A Death in the Family - Being 60 (week 6 - by Margaret Ullrich)

    The anniversary of Robert Kennedy's death always reminds me of Uncle Tony's death, which happened the week after Kennedy's.  


    I was working in a card shop, when my boss came over and said my father had just called.  There'd been a death in my family.  My Uncle Tony.  My father would be picking me up.  I had the weekend off, without pay.  Would I like a glass of water.

    I couldn't have cared less.

    We'd lived with Uncle Tony when we first came to America.  After 2 years there was a problem over the weekly split.  Uncle Tony's wife, Kate, was sporting a fur coat.  We were leaving for College Point.  Uncle Tony was moving to upstate New York.  He may as well have moved to the moon.  We never spoke of him again. 


    Here we were, 16 years later, driving to Uncle Tony's house.  Aunt Betty, who'd known Aunt Kate since they were children, had gotten there ahead of us.

    Uncle Tony wasn't even 50.  Cholesterol runs in the family.  That wasn't it.  Uncle Tony had a taxi service.  He had a partner.  His partner had an affair with Aunt Kate.  Aunt Kate wanted a divorce.  Uncle Tony managed to drive to the hospital, where he collapsed.   

    Okay... if you've watched The Sopranos, you know the kind of funeral that was expected.  

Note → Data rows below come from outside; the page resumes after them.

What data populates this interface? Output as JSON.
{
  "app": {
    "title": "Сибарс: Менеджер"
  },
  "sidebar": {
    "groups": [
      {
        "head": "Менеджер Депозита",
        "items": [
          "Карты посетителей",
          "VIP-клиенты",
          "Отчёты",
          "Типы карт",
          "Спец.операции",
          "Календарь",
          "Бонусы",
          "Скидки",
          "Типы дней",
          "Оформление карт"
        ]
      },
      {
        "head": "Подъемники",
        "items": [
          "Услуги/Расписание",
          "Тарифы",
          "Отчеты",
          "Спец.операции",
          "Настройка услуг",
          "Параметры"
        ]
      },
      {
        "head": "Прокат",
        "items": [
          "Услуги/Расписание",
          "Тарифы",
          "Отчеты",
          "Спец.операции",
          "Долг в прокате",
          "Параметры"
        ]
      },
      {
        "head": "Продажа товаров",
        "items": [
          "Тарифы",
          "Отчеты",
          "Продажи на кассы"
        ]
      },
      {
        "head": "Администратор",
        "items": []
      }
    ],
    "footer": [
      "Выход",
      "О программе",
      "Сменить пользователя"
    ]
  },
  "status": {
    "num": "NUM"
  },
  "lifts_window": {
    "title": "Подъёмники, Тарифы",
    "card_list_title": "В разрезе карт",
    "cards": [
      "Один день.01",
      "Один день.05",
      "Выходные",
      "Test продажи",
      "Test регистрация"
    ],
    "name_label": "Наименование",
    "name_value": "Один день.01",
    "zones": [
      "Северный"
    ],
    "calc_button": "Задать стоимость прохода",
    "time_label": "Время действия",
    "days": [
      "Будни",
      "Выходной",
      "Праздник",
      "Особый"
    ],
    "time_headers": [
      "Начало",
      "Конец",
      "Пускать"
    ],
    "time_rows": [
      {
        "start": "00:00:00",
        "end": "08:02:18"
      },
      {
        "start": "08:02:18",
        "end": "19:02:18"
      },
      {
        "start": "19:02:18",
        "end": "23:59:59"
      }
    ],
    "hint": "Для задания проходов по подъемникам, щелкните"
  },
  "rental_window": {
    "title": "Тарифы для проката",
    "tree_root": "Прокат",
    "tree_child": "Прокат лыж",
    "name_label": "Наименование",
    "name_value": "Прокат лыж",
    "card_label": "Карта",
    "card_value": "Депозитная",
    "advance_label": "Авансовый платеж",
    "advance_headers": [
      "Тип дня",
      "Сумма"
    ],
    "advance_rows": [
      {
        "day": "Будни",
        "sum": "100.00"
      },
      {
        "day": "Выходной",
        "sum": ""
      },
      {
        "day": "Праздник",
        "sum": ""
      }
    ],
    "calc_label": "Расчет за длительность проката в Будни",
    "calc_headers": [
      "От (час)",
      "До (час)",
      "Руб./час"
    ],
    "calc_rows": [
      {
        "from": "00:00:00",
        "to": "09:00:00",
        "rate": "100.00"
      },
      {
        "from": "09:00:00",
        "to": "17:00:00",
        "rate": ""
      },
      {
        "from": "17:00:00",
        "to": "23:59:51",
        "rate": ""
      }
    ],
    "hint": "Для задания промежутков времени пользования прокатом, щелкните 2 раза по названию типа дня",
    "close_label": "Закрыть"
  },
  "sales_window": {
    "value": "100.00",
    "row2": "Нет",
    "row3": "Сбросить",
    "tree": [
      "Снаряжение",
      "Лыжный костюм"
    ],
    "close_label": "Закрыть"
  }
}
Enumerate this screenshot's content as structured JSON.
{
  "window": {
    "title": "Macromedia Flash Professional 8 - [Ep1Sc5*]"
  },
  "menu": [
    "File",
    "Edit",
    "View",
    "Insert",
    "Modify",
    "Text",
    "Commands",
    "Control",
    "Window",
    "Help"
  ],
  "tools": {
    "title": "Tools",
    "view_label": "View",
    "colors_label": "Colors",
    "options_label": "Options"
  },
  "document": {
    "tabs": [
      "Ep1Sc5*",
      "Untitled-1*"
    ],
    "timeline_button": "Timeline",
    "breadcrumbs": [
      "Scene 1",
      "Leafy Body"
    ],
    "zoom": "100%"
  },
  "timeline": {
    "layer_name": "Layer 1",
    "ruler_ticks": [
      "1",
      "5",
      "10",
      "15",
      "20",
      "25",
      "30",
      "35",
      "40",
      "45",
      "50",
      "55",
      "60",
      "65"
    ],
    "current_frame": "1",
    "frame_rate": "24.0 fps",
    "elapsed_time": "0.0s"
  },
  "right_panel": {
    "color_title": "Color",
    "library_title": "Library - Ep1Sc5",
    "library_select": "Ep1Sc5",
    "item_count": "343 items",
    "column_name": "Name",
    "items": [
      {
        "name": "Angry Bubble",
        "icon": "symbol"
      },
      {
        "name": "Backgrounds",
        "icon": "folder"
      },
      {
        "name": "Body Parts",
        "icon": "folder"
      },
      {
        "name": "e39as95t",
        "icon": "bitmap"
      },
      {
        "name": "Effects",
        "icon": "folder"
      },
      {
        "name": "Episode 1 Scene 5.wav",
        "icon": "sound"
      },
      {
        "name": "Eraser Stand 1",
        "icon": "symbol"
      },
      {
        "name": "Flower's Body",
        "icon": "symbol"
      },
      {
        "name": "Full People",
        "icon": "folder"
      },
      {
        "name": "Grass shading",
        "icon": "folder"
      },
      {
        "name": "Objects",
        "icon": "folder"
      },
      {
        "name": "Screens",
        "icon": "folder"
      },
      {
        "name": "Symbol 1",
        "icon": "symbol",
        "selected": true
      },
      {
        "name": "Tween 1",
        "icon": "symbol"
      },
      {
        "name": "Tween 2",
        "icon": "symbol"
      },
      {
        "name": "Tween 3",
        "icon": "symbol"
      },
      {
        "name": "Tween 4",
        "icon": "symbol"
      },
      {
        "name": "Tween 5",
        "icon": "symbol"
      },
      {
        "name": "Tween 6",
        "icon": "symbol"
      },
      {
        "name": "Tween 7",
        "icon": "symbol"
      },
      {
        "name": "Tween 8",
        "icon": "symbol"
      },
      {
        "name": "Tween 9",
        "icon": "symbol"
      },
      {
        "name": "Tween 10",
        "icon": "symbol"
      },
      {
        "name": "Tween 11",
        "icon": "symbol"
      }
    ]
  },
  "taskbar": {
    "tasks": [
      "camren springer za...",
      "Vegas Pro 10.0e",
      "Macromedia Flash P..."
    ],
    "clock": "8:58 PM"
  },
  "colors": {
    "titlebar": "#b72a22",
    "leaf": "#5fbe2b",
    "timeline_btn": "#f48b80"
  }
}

    Aunt Kate agreed to give Uncle Tony a proper sendoff.  Small condition... she wanted some company that night.  She was afraid that Uncle Tony's ghost might drop by, for old time's sake.  Aunt Betty was Sicilian and figured no problem.  Ma had a terror of ghosts, so she said I'd help guard the widow.  I knew I wasn't the target, so I said sure.

    Cousin Barbara, as their eldest, ordered the headstone.  She picked a double header, so her parents could rest in peace together for all eternity.  Everyone smirked.  Aunt Kate shrieked, "I'm not dead, yet."

    We had a quiet night.  

    The viewing went as planned.  After Aunt Kate was helped in, she howled, flew across the room and draped herself over Uncle Tony.  Everyone smirked.  The partner couldn't make it.  The prayer cards were taken.  We went to the Mass.  Tony was buried.    


    Our family's first funeral in America.